I've been seeing my BF for a number of months now. He's a lovely lovely guy, but I'm just starting to wonder if he's a bit immature and if I'm wasting my time really.
He's 32, never been married, had one long relationship of 7 years. I realise I can't be totally sure of the dynamics of his previous relationship but I get the impression she ended it because he never made his mind up to commit and finally walked. He was devestated, yet I am not convinced he gave himself anytime to learn from this experience.
He's still in the flat he shared with her (rented) and now has a flatmate. He complains about her ALL the time, yet she doesnt do anything worth complaining about that I can see, other than share his living space. Which, tbh, he's never in anyway because he's always at mine. I live on my own. He has a cleaner because he "doesnt have time" to clean or do his own washing. Before the cleaner he took it home for his mother.
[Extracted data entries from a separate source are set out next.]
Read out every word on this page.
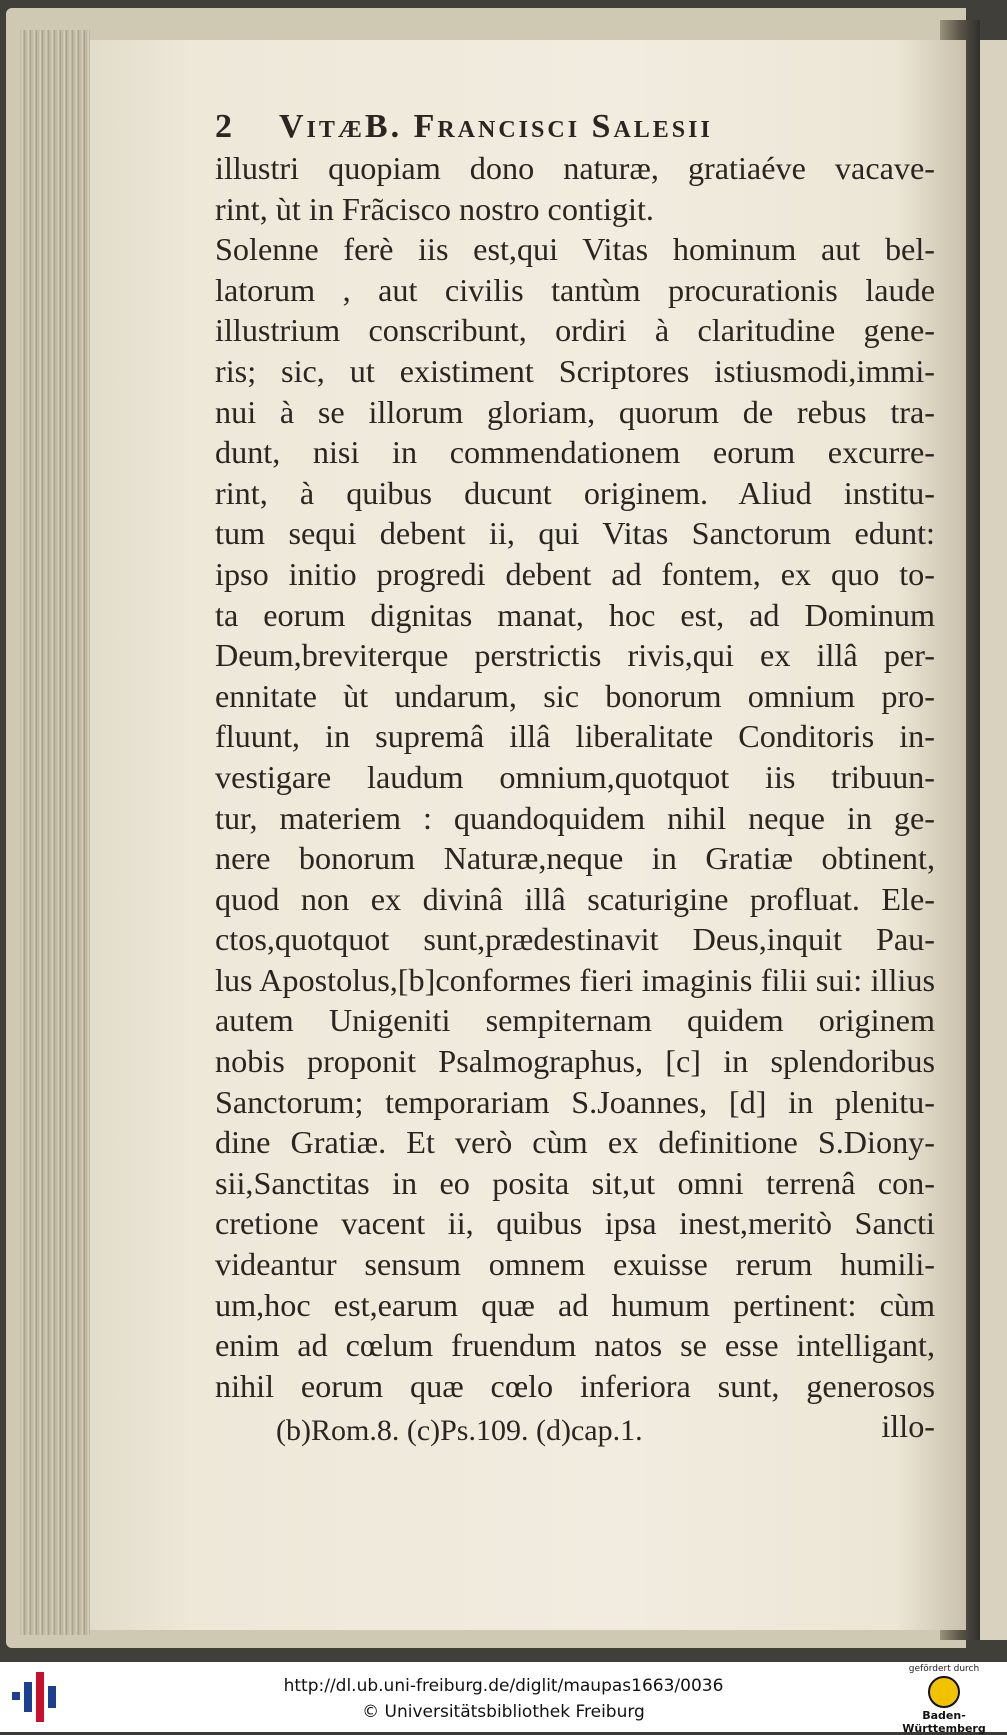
2 VitæB. Francisci Salesii
illustri quopiam dono naturæ, gratiaéve vacave-
rint, ùt in Frãcisco nostro contigit.
Solenne ferè iis est,qui Vitas hominum aut bel-
latorum , aut civilis tantùm procurationis laude
illustrium conscribunt, ordiri à claritudine gene-
ris; sic, ut existiment Scriptores istiusmodi,immi-
nui à se illorum gloriam, quorum de rebus tra-
dunt, nisi in commendationem eorum excurre-
rint, à quibus ducunt originem. Aliud institu-
tum sequi debent ii, qui Vitas Sanctorum edunt:
ipso initio progredi debent ad fontem, ex quo to-
ta eorum dignitas manat, hoc est, ad Dominum
Deum,breviterque perstrictis rivis,qui ex illâ per-
ennitate ùt undarum, sic bonorum omnium pro-
fluunt, in supremâ illâ liberalitate Conditoris in-
vestigare laudum omnium,quotquot iis tribuun-
tur, materiem : quandoquidem nihil neque in ge-
nere bonorum Naturæ,neque in Gratiæ obtinent,
quod non ex divinâ illâ scaturigine profluat. Ele-
ctos,quotquot sunt,prædestinavit Deus,inquit Pau-
lus Apostolus,[b]conformes fieri imaginis filii sui: illius
autem Unigeniti sempiternam quidem originem
nobis proponit Psalmographus, [c] in splendoribus
Sanctorum; temporariam S.Joannes, [d] in plenitu-
dine Gratiæ. Et verò cùm ex definitione S.Diony-
sii,Sanctitas in eo posita sit,ut omni terrenâ con-
cretione vacent ii, quibus ipsa inest,meritò Sancti
videantur sensum omnem exuisse rerum humili-
um,hoc est,earum quæ ad humum pertinent: cùm
enim ad cœlum fruendum natos se esse intelligant,
nihil eorum quæ cœlo inferiora sunt, generosos
illo-
(b)Rom.8. (c)Ps.109. (d)cap.1.
http://dl.ub.uni-freiburg.de/diglit/maupas1663/0036
© Universitätsbibliothek Freiburg
gefördert durch
Baden-Württemberg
Because he stays at mine a lot of the time (which suits me) I end up doing some of his washing, which is no bother at all, but I do wonder if I'm enabling him a bit. The cleaner isnt supposed to clean his bedroom other than change the bedding because he has lots of newspapers etc which he needs for work and he doesnt want her to chuck them out, but he never tidies them anyway. His room is a dump. Worse than mine in my teens (and that was bad). I just dont get this? (and I cant imagine that i could ever live with that if we moved in together)
He just doesnt seem to want to take responsibility for his life. He's on the fat side, which doesnt bother me, but his attitude to food bothers me. He cant be bothered to cook so just gets a takeaway or eats out, and then wonders why he's putting weight on.
His mother seems rather overbearing (to me). She tells him what he should and shouldnt be doing and I am like
! She makes a lot of demands on him, okay fine, but his way to deal with this is to either avoid her or to say he'll do whatever she wants and then he just doesnt. I get that maybe it's not worth confronting his mum, he wants to be there for her as she's had and is still having a tough time, but I just look at his behaviour and wonder about his avoiding telling her the truth about stuff, and how long before he starts applying the same to me to avoid confrontation.
Anyway, I'm frustrated and just wondering if I'm casting my lot with a man who has just not grown up yet. Plus in the face of his complacence, I find myself getting rather bossy, which I hate and gets us nowhere. I end up feeling controlling and back off from what I want. It's almost like he controls me through his complacence!
I'm 31 and would like to get married and have babies eventually. I'm not in any mad rush but dont particularly want to waste time. Then I look at him, and he such a lovely bloke, and I wonder if I'm just seeing all the negatives and not really giving him a chance. sigh. I cant make him take responsibility can I.
Any wisdom or tips from anyone out there?